Of course it’s an extra-literary point, but the folks back home have a saying—“it just doesn’t seem right”—to express moral unease in situations where the letter of the law is probably on the side of the “wrong.” I think it was when it was announced that Son of Sam would write his memoirs that this collective sentiment surfaced somewhere in the form of a bill to make sure that the profits from crimes go to the victims. Maybe that’s going a little too far, but it would be nice to have appendices of disclosure, the kind of accountings that are asked of university stock portfolios to find out if they do business with South Africa. There isn’t really any difference, and people might wish to go without true-life novels the way they went without grapes, if they disapprove of the distribution of the profits.

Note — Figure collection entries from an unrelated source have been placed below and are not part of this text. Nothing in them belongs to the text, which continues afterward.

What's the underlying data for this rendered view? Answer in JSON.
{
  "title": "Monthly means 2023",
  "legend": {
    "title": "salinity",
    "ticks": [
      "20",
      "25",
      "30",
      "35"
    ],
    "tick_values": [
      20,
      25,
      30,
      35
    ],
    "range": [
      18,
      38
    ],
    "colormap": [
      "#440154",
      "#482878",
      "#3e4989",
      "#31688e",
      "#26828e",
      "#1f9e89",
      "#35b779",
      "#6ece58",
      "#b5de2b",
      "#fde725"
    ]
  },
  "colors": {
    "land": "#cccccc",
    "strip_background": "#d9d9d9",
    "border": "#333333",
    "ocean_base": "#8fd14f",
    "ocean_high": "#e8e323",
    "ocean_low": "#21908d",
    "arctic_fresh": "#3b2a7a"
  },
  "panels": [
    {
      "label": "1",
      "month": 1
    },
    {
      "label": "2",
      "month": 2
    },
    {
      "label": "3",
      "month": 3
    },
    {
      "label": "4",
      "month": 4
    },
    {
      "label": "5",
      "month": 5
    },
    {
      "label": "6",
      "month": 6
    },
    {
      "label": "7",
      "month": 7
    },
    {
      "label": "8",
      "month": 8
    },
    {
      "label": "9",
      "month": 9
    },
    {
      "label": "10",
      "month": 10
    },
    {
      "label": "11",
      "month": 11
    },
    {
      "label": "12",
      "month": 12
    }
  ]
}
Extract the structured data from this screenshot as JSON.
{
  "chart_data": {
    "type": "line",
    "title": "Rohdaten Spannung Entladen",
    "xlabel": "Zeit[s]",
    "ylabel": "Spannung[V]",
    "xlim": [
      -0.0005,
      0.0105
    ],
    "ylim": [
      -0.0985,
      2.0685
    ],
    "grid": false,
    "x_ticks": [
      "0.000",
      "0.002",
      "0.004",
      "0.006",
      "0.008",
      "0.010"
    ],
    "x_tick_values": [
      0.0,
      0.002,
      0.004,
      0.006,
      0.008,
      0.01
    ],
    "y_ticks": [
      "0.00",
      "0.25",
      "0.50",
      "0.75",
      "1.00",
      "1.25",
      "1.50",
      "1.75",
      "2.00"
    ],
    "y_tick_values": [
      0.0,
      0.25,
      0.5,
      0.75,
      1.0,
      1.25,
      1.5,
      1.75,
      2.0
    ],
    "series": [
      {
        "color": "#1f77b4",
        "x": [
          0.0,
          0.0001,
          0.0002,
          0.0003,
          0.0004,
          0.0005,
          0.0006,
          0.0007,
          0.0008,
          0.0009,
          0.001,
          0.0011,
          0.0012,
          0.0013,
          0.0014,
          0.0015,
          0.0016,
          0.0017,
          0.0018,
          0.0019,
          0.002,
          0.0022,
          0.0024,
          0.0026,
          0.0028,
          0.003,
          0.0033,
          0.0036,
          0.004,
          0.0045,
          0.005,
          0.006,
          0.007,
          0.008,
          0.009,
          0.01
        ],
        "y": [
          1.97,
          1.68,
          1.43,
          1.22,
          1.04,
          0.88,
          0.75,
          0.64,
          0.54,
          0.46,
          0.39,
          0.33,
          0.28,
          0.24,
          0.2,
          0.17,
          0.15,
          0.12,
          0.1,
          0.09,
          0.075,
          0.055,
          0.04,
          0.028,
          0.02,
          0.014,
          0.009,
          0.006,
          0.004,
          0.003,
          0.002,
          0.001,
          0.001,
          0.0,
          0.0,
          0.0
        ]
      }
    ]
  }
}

The author of a true-life novel tries to have it both ways—to improve the dull, invent the spicy parts, leave out the inconvenient things, and not be held accountable for veracity or completeness. Yet he hopes for significance too. Playing neither by the rules of fiction nor by the rules of fact, he is in danger of sinking into facile sensationalism. The handling of Gilmore’s letters is an example here of the inconsistency. Sagaciously edited by a fine writer, they are pretty impressive. Mailer has abridged them “because it seemed fair to show him at his best, not his average.” “One wanted to demonstrate the impact of his mind on Nicole, and that was best done by allowing his brain to have its impact on us.” Yet Nicole presumably read the letters entire. Mailer finds the real Gary Gilmore a good enough writer only at times, but he gets the advantage of Gilmore’s real life death.
No one has mythologized Son of Sam, so fat and creepy. You wonder whether if Gary Gilmore had looked less like a cowboy, this book would have been written. It does have sweep and charity and power; but in the long run it is a kind of socialist-realist ballet, where the redneck killers are recognizable by their bandannas, the nymphos by the “couple of bruises on those juicy thighs,” a cast Mailer has assembled before. He seems to have grafted an Eastern urban dream of the Wild West, complete with sixpacks, CBs, and pickup trucks, onto a conventional paradigm about poverty and child abuse eventuating in anomie and murder. This doesn’t seem to be quite the truth of Utah or Nicole or Gilmore—and Mailer has given us so much of a powerful and absorbing story, one can only wish to know how it really was.